Dispersive liquid–liquid microextraction of Cd, Hg and Pb from medicines prior to ICP OES determination according to the United States Pharmacopeia

Abstract

A simple, sensitive and matrix-effect free analytical method for simultaneous determination of Cd, Hg and Pb in drug samples (i.e., commercial dosage tablets) by inductively coupled plasma optical emission spectrometry (ICP OES) has been developed. According to the United States Pharmacopeia (USP) Chapter 232, those metals are considered elemental impurities from class 1 and they must be assessed in pharmaceutical production as well as in quality control evaluation. In order to increase the sensitivity of the analysis, dispersive liquid–liquid microextraction (DLLME) was performed and seven factors affecting analyte extraction were optimized by multivariate analysis. A microvolume of analyte enriched phase was directly introduced into the plasma using a multi-nebulizer, providing a high enrichment factor.
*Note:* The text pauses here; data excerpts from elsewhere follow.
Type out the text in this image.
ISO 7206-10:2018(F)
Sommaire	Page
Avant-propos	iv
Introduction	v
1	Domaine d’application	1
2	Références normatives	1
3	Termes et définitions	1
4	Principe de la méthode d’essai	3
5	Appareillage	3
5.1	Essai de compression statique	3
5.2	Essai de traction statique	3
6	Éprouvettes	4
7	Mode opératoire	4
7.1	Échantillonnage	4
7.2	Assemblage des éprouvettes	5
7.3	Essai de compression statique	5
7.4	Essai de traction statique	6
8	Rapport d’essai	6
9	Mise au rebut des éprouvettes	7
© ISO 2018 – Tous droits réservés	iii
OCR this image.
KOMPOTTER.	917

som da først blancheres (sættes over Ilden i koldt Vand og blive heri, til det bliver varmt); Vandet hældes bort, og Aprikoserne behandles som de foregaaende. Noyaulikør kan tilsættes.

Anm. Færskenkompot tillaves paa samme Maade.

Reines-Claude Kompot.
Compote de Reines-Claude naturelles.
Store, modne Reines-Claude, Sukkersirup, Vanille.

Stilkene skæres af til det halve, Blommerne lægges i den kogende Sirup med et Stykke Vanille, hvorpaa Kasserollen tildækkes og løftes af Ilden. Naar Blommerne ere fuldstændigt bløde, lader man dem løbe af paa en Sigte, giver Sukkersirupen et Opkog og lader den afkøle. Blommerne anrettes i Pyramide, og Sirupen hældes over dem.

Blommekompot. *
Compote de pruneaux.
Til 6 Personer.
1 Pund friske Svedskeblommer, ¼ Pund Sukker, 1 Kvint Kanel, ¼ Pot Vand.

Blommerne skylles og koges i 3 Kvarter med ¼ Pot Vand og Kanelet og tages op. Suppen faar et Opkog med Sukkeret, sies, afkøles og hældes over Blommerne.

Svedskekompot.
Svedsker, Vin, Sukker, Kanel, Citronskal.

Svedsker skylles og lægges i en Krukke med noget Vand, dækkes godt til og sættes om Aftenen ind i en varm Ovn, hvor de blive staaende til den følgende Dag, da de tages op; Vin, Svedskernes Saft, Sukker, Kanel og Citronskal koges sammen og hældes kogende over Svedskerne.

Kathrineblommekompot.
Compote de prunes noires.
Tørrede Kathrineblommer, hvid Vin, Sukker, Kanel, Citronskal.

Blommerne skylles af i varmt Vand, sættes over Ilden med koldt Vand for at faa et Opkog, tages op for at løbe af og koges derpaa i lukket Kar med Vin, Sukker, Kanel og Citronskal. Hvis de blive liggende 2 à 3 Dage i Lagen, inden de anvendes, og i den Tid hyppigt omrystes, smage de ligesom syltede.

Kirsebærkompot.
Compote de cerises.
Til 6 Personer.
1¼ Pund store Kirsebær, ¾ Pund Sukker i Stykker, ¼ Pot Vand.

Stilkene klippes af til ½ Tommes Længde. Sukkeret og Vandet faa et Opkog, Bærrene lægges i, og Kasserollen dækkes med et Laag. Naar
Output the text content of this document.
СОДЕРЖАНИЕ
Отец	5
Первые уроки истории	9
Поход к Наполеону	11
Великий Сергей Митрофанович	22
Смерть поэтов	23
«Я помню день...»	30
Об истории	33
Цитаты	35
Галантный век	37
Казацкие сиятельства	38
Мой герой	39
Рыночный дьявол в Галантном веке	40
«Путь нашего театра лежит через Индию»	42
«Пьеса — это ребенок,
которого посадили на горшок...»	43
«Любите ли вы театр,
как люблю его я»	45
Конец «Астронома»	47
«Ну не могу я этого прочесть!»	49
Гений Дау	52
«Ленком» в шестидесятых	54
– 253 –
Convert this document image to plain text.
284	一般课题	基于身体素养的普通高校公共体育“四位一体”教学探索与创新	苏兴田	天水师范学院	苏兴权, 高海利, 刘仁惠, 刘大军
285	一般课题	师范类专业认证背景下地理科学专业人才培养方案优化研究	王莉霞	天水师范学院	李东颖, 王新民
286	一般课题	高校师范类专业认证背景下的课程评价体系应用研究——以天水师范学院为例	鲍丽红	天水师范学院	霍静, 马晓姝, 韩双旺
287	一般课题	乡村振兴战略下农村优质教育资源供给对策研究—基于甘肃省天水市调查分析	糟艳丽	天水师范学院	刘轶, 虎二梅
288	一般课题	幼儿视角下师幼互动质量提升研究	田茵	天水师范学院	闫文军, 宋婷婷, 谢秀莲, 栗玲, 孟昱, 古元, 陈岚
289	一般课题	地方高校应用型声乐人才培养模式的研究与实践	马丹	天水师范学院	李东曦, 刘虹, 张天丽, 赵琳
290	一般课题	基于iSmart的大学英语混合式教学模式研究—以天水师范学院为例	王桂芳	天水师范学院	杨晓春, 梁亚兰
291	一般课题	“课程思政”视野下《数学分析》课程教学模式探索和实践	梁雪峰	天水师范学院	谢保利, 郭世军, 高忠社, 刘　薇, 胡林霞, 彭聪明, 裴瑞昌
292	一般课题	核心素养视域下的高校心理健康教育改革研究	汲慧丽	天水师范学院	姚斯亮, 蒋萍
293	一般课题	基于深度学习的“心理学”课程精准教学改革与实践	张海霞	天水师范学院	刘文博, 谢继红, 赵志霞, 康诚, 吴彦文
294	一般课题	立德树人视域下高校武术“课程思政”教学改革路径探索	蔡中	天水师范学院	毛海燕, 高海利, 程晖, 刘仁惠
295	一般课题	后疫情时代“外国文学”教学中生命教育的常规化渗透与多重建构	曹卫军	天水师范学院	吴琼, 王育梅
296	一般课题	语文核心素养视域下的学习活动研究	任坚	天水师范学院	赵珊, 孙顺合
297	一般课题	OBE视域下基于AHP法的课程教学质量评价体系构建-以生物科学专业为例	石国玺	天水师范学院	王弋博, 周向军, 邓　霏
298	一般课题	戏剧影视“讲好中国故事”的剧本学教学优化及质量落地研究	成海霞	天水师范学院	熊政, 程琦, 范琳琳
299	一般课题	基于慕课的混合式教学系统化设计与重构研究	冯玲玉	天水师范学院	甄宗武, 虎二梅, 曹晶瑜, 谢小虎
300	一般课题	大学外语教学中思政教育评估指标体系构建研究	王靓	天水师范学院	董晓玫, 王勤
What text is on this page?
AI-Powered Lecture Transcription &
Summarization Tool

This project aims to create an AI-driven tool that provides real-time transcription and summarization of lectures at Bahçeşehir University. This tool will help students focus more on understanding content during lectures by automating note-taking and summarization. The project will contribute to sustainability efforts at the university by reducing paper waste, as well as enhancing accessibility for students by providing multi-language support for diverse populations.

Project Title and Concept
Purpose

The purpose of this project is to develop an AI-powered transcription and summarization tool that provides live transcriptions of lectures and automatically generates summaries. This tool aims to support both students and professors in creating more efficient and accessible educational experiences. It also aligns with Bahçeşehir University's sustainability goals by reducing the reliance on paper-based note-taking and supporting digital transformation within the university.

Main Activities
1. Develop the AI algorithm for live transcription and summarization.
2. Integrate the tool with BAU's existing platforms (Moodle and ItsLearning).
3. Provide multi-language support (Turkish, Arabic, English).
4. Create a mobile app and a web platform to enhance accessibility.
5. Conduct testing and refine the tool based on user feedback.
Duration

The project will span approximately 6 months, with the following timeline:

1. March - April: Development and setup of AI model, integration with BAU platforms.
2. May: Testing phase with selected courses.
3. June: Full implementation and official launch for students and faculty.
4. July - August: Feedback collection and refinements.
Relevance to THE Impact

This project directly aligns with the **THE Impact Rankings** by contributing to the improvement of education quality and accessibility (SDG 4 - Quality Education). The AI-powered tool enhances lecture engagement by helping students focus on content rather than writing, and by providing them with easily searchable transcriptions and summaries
When compared to conventional ICP OES analysis, DLLME improves the limit of quantitation (LOQ) values on average 40-fold for all analytes. Consequently, LOQ values were significantly lower than their permissible daily exposure limits for oral drugs. Accuracy was evaluated by addition and recovery experiments following USP recommendations in eight commercial drug samples. Recovery and RSD values were within the range of 90–108% and 1–9%, respectively.